Poland's golden age of art
A Warsaw exhibition highlights a vibrant interwar art scene in which Jewish artists played a big role.
WARSAW - The National Museum in Warsaw is housed in a large and irritating building constructed in the early 1930s in the Italian fascist style. The fountain in the front courtyard is in ruins so there is something surprising about the state-of-the-art x-ray machine where visitors' bags are checked. On a weekday morning the museum is bustling with schoolchildren and students copying drawings or taking part in moderated discussions.
The museum has a large collection of medieval art, almost all of it religious, as well as Polish drawings and international drawings from the 15th through 19th centuries. The museum's prized possession is a work by Polish national artist Jan Matejko, "The Battle of Grunwald," from 1878, which depicts the Poles' victory over the Teutonic Knights. This giant mural, almost 10 meters wide and about four meters high, is considered the embodiment of the Polish national spirit.
Interestly enough, directly across from it hangs a painting by Maurycy Gottlieb, known in Israel mainly for his drawing in the Tel Aviv Museum of synagogue worshippers on Yom Kippur. Gottlieb was Matejko's student in Krakow, but left his studies after a year due to anti-Semitic attacks. The museum's permanent display also has a few paintings by Maurycy's younger brother, Leopold.
The exhibition "Trip to between the World Wars," showing at the museum through March 30, is generating a lot of interest. It discusses the period between the world wars when Poland was independent. This era is perceived today by many as the golden age of Polish art, when Poland was part of the international dialogue.
This large exhibition has more than 300 displays on various subjects and in different media; for example, cities, cars, theater and design. The exhibition reflects an art scene influenced by large European art centers such as France, Germany and Russia, and a little bit of Italy.
The exhibition does not contain any dramatic surprises such as a dominant artist or group. But there is a sense of a vibrant and contemporary scene. In the exhibition's text, the National Museum of Warsaw's curator, Katarzyna Nowakowska-Sito, writes that the approach to uncensored documents and memories in Poland makes it possible to reevaluate the period.
The exhibition highlights the influence of the new objectivity movement on artists such as Helena Dubrowska, who drew portraits bursting with symbols of Poland's social elite. A 1934 portrait shows a man sitting in a stylish setting, a telephone behind him, a book clutched close and a pipe in hand.
Another interesting artist whose works are featured in the exhibition is Katarzyna Kobro (1898-1951), who is still considered the most important Polish sculptress. During her lifetime, she exhibited only in Poland, and only after her death in the 1980s did she receive widespread international recognition. Since then her works are often exhibited alongside works of Russian constructivism.

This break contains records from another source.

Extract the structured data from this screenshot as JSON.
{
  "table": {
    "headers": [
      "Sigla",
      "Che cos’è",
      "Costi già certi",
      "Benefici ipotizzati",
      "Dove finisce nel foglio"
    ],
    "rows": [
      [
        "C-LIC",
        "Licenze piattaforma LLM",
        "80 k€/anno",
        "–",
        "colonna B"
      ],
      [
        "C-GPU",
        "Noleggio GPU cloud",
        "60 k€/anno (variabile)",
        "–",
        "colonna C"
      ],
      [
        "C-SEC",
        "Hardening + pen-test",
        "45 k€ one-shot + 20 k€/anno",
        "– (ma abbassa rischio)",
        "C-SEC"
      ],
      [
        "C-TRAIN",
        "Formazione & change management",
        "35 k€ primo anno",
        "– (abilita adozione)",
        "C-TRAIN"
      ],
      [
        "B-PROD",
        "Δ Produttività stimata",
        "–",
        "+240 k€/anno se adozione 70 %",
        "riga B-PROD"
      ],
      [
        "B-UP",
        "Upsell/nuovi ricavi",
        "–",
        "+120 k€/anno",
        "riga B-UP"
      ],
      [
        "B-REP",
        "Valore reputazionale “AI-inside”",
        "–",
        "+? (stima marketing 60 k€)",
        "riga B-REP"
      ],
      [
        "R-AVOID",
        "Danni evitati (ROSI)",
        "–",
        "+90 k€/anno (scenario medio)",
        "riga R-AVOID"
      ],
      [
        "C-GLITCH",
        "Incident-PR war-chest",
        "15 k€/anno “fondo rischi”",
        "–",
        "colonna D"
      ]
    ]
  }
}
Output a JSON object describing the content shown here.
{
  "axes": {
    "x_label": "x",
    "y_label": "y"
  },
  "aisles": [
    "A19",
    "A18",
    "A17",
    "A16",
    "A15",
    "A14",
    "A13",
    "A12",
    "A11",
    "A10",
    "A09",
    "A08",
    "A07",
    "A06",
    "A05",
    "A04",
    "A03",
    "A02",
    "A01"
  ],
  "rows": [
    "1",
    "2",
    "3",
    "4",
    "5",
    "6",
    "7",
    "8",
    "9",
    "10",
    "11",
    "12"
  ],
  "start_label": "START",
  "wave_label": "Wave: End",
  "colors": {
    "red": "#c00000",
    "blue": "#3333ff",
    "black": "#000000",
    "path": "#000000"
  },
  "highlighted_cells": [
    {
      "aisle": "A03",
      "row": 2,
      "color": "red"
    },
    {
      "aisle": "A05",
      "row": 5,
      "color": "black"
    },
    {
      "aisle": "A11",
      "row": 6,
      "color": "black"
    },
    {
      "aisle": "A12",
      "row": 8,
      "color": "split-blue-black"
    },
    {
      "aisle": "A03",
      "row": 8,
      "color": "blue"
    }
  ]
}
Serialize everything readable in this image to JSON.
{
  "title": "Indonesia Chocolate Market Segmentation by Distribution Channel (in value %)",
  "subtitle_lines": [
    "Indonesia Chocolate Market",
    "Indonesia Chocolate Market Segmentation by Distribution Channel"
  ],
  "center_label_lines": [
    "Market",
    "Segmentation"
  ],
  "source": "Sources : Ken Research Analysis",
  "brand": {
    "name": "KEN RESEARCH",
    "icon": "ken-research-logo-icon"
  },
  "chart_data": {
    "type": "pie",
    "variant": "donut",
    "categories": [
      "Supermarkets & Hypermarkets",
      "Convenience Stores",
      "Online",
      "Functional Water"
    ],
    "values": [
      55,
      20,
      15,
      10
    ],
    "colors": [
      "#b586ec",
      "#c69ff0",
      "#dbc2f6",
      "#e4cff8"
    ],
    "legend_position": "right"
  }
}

The number of known Jewish artists in the exhibition is relatively high, and even the names of many other artists sound Jewish, so it seems many Jews were part of the Polish art scene's avant garde.
There is a similarity between the Polish art in the exhibition and early Israeli art, among other reasons because of the almost total absence of surrealism in the 1930s, both in works here and in Poland.
Even Moise Kisling, an artist who left Poland in 1910 and moved to Paris, did a typical still life which perhaps in Israel is considered avant-garde but is catalogued as part of the Paris Jewish school.
Leopold Gottlieb, whose works are also on display, as mentioned, in the National Museum's permanent collection, is represented in the exhibition by several beautiful and interesting oil paintings. Gottlieb, who taught for a short time at the Bezalel Academy in Jerusalem and later returned to Paris, gained recognition in the 1920s in Poland and is presented alongside both Jewish and non-Jewish artists.
The exhibition also has five drawings of his depicting soldiers from World War I that are reminiscent of the drawings made by Herman Struck in those years and now on display at the Open Museum in the Tefen Industrial Park.
Another Jewish artist to gain recognition in Poland is Yankel Adler, who left Poland for Belgrade at 17, later lived in Germany and moved to England after the Nazis came to power in 1933. His work, a drawing of a Jew playing the fiddle, is the only direct image of Jews in this exhibition.
Abstract art between the wars was influenced by early Russian constructivism in Poland. Kazimierz Malewicz's exhibition in Warsaw in 1927, the first by the artist in Poland, had a profound influence.
The current exhibition also has lovely abstract drawings by Polish artists Wladyslaw Strzeminski and Andrzej Pronazsko, which contain obvious Russian influences. There are also clear Russian influences in the fine selection of posters on display.
In contrast, the furniture and accessories in the design section appear to be close to both the Viennese style of the early 20th century and the Bauhaus style. The overall impression in the exhibition is a world of art not central, but vibrant, aware of the changes over time, but always choosing the most conservative expressions of them.